Well, it’s conceivable that the U.S. Supreme Court might draw a boundary when it comes to the pardon power. Article II states that “The President . . . shall have Power to grant Reprieves and Pardons for Offences against the United States, except in Cases of Impeachment.” Because the Framers rejected additional conditions—such as an exception for treason, for example—some scholars believe that no limit on this language would be constitutionally acceptable. “Shall” means “shall,” in other words. But that’s not how the word “shall” has been construed in other parts of the Constitution, including Article I’s lodging of legislative power in the Congress (presidents also make laws by executive order and through agency regulations, for example).
Moreover, in Knote v. United States, the Court in 1877 expressly confined the scope of the pardon power to exclude return of money paid to the U.S. Treasury as part of a criminal sentence.
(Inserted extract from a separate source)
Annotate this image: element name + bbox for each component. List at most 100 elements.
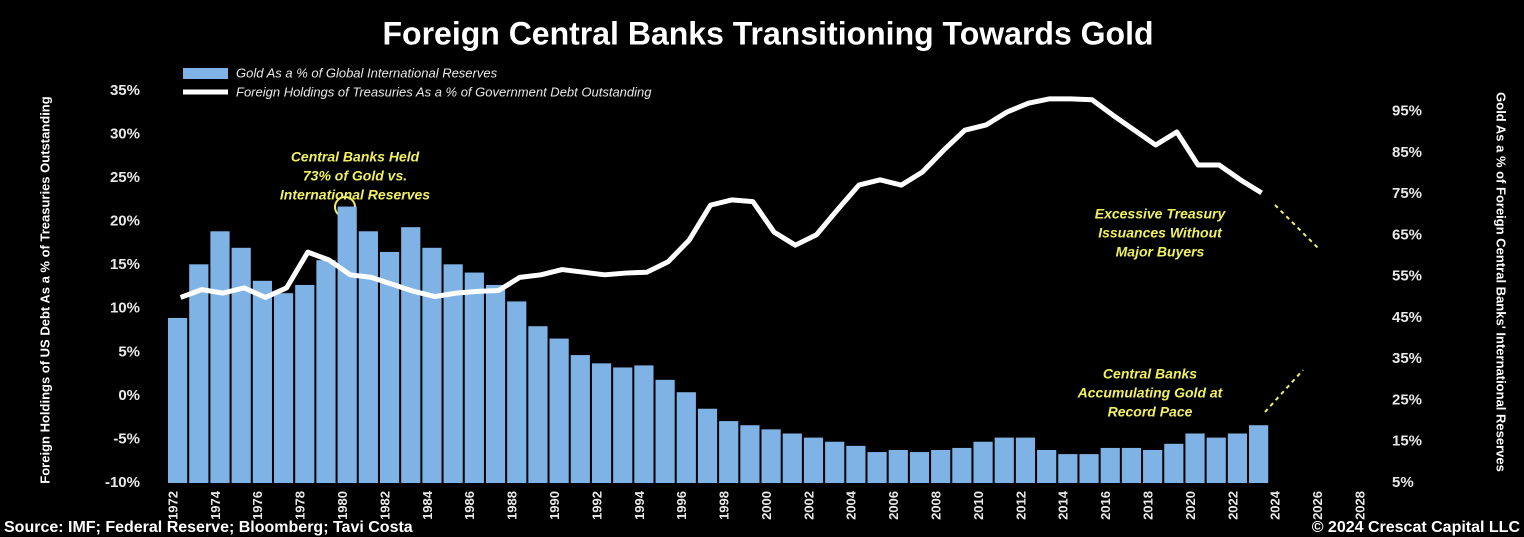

Money can’t back come out of that pot without an act of Congress appropriating a payment. “However large, therefore, may be the power of pardon possessed by the President,” the Court wrote, “and however extended may be its application, there is this limit to it, as there is to all his powers,—it cannot touch moneys in the treasury of the United States, except expressly authorized by act of Congress. The Constitution places this restriction upon the pardoning power.”
Exhortations of an absolute pardon power are thus irrefutably overblown.
The wrinkle here, however, is—as Trump himself recently complained to Fox Business host Maria Bartiromo regarding Joe Biden’s election win, “The problem is it’s hard to get into the Supreme Court.” Unless DOJ decides to prosecute a pardoned offender again, the propriety of a pardon is unlikely to reach the courts. (One possible but highly unlikely exception is the Flynn pardon, which U.S. District Judge Emmet Sullivan still has pending before him on the government’s motion to dismiss the case due to the pardon.) Even harder to fathom is litigation over a presidential self-pardon. While it is possible to make a strong case that the pardon power does not extend to a president pardoning himself, that argument has not been tested in the courts, and a Biden administration is unlikely to spend precious political capital on prosecuting a former president, which is the only way the legitimacy of a self-pardon could get before a court.
America is left with only unappealing options: a constitutional amendment to the pardon power, which is virtually impossible to achieve, or reliance on voters to elect presidents who won’t abuse the power of the office in the wake of suspect pardons before their terms.
In Federalist No. 74, Alexander Hamilton acknowledged that “there are strong reasons” for invoking Congress as a check on the pardon power (the Supreme Court has since held that Congress cannot pass legislative restrictions). But, he reasoned,
there are also strong objections to such a plan. It is not to be doubted, that a single man of prudence and good sense is better fitted, in delicate conjunctures, to balance the motives which may plead for and against the remission of the punishment, than any numerous body whatever.
Hamilton thus assumed that presidents would mostly do the right thing, and that additional checks are unnecessary. Sadly, history has proven him wrong.